If you really want direct SSH instead of EIC Endpoint:

  1. Add 22/tcp to workspaceIngressRules() in molecule-controlplane, sourced from the tenant VPC's CIDR
  2. Establish VPC peering between tenant VPC and workspace VPC
  3. Update the route tables on both sides

Three more failure modes + ongoing bookkeeping per tenant. Skip unless you have a specific reason EIC Endpoint doesn't fit.

Key lifetime

  • ed25519 keypair generated per-session in the terminal handler
  • Public half pushed via SendSSHPublicKey (valid 60s)
  • Private half held in-memory only, discarded when the WS closes
  • No keys on disk, no rotation cron, no secrets rotation debt

Failure modes + their user-visible messages

Condition Message Actionable?
instance_id IS NULL (local workspace) Falls through to current local-Docker handler n/a — existing behavior
instance_id set, DescribeInstances returns nothing "workspace instance no longer exists — recreate the workspace" Yes
SendSSHPublicKey 403 "tenant lacks EIC permission — contact your admin" Yes (requires IAM fix)
SSH connect timeout "tenant cannot reach workspace instance — check security group" Yes (SG fix)
docker exec fails (no container) "workspace container is not running — try restart" Yes (normal ops)

Rollout (verified recipe)

Each AWS account (staging + prod, etc.) needs this once. The CP repo ships scripts/bootstrap-eic-terminal.sh that automates everything below — what's here is what the script does, in case you want to run the steps by hand or audit it.

1. Infra (one-shot)

# From molecule-controlplane checkout (needs IAM admin creds):
./scripts/bootstrap-eic-terminal.sh <workspace-vpc-id> <region>

Creates (idempotent):

  • EC2 Instance Connect service-linked role (AWSServiceRoleForEC2InstanceConnect)
  • Managed IAM policy MoleculeEICTerminal (DescribeInstances + SendSSHPublicKey + OpenTunnel + CreateInstanceConnectEndpoint + DescribeInstanceConnectEndpoints)
  • IAM role + instance profile MoleculeTenantEICRole / MoleculeTenantEICProfile (attach the managed policy) — this replaces env-var AWS creds on tenant EC2s
  • EIC Endpoint in the workspace VPC (uses the default VPC SG for egress, which is all EIC Endpoint needs)

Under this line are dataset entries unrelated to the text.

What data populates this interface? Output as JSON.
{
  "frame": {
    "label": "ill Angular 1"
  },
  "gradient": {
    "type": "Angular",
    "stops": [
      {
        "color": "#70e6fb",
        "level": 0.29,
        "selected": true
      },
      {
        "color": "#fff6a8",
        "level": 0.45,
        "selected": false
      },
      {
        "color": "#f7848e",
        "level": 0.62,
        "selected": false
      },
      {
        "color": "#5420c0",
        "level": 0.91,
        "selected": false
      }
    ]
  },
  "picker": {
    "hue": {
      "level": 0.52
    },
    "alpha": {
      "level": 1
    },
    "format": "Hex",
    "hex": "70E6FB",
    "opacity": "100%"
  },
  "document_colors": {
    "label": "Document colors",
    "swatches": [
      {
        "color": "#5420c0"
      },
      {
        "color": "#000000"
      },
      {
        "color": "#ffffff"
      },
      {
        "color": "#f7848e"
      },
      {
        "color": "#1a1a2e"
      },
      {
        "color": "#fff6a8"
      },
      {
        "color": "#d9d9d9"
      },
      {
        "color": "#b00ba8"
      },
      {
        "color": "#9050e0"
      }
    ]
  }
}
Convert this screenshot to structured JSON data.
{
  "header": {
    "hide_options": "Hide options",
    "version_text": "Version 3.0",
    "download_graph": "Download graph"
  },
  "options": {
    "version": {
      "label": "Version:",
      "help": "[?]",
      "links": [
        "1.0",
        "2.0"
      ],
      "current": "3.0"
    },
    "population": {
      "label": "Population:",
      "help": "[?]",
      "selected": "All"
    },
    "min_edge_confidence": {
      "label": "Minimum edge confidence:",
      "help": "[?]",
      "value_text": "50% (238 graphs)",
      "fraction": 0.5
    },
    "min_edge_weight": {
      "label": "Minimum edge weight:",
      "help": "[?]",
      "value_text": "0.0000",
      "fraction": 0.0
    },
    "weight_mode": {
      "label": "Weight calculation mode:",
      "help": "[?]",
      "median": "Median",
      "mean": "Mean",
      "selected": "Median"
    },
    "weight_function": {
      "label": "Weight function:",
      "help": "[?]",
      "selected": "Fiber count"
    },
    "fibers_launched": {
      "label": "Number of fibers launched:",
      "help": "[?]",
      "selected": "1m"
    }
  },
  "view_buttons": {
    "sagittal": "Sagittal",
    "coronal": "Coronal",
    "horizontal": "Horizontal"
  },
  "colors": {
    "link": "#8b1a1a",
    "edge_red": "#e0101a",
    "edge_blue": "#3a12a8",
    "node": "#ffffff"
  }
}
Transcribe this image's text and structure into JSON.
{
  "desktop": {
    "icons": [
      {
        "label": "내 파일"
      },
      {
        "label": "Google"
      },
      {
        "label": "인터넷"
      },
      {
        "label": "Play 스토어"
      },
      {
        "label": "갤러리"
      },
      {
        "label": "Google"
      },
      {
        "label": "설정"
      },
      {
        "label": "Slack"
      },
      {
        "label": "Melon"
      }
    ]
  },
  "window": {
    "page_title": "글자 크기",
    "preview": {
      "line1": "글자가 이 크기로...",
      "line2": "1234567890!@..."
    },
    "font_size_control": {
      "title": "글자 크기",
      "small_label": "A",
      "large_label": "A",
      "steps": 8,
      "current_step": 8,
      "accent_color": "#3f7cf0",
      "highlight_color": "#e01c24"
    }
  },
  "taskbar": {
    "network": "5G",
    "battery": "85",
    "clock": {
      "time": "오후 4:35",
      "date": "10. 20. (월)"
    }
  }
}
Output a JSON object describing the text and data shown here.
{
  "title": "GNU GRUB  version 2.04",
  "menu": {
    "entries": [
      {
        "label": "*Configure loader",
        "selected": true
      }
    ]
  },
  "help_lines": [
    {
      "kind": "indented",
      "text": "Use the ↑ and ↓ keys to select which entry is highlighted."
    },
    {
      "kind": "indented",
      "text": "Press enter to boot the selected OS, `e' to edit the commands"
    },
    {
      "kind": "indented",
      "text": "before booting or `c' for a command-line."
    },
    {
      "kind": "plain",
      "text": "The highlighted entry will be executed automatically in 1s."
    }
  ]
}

Script prints the endpoint SG id + profile name to set on the CP:

EIC_ENDPOINT_SG_ID=sg-xxxxxx
EC2_TENANT_IAM_PROFILE=MoleculeTenantEICProfile

2. CP config + redeploy

Set those two env vars on the CP service (Railway dashboard or equivalent). On redeploy, molecule-controlplane#227 ensures every newly-provisioned workspace + tenant SG auto-carries a 22/tcp ingress rule sourced from the EIC Endpoint SG.

3. Tenant env vars (every tenant EC2)

The tenant workspace-server container needs these env vars to verify session cookies and reach the CP. Missing any of these produces a working-looking tenant whose canvas cold-loads with 401 admin auth required on every call — which is what broke the hongmingwang tenant on 2026-04-22 before these were set.

Env var Value What breaks if missing
CP_UPSTREAM_URL https://api.moleculesai.app (or your CP) /cp/* paths fall through to Next.js 404 → canvas AuthGate infinite-redirects on login, hits browser's 431 header-limit
MOLECULE_ORG_SLUG tenant slug, e.g. hongmingwang verifiedCPSession returns false — session cookie never validates, every API call 401s with "admin auth required"
MOLECULE_ORG_ID UUID of the tenant org tenant_guard middleware 404s all non-/cp/* routes
AWS_REGION e.g. us-east-2 aws ec2-instance-connect subprocesses default to us-east-1 and can't find instances

Tenants launched by CP should have MOLECULE_ORG_ID + MOLECULE_ORG_SLUG injected from the organizations row at provision time. If you find a tenant where these are missing, that's a CP provisioner bug, not operator error.

AWS creds are NOT on this list because the instance profile (MoleculeTenantEICProfile from step 1) provides them via IMDSv2 — aws-cli inside the tenant container picks them up automatically. If you still see AWS_ACCESS_KEY_ID env vars on a tenant, strip them and rely on the profile.

4. Backfill existing instances

Pre-existing SGs need one-time ingress added. The bootstrap script's final output includes this loop with the real SG id substituted; shown here for visibility — replace <EIC_ENDPOINT_SG_ID> with the sg-… value step 1 printed:

EIC_SG=<EIC_ENDPOINT_SG_ID>  # from step 1 output

for sg in $(aws ec2 describe-security-groups --region us-east-2 \
    --filters 'Name=tag:ManagedBy,Values=molecule-cp' \
    --query 'SecurityGroups[].GroupId' --output text | tr '\t' '\n'); do
  aws ec2 authorize-security-group-ingress --region us-east-2 \
    --group-id "$sg" --protocol tcp --port 22 --source-group "$EIC_SG" \
    2>&1 | grep -v DuplicatePermission || true
done

Note the | tr '\t' '\n' — aws-cli --output text tab-separates values within a row, which can concatenate all SG ids into a single word that breaks the for loop. Splitting to newlines is a no-op on well-behaved output and a fix on the concatenated case.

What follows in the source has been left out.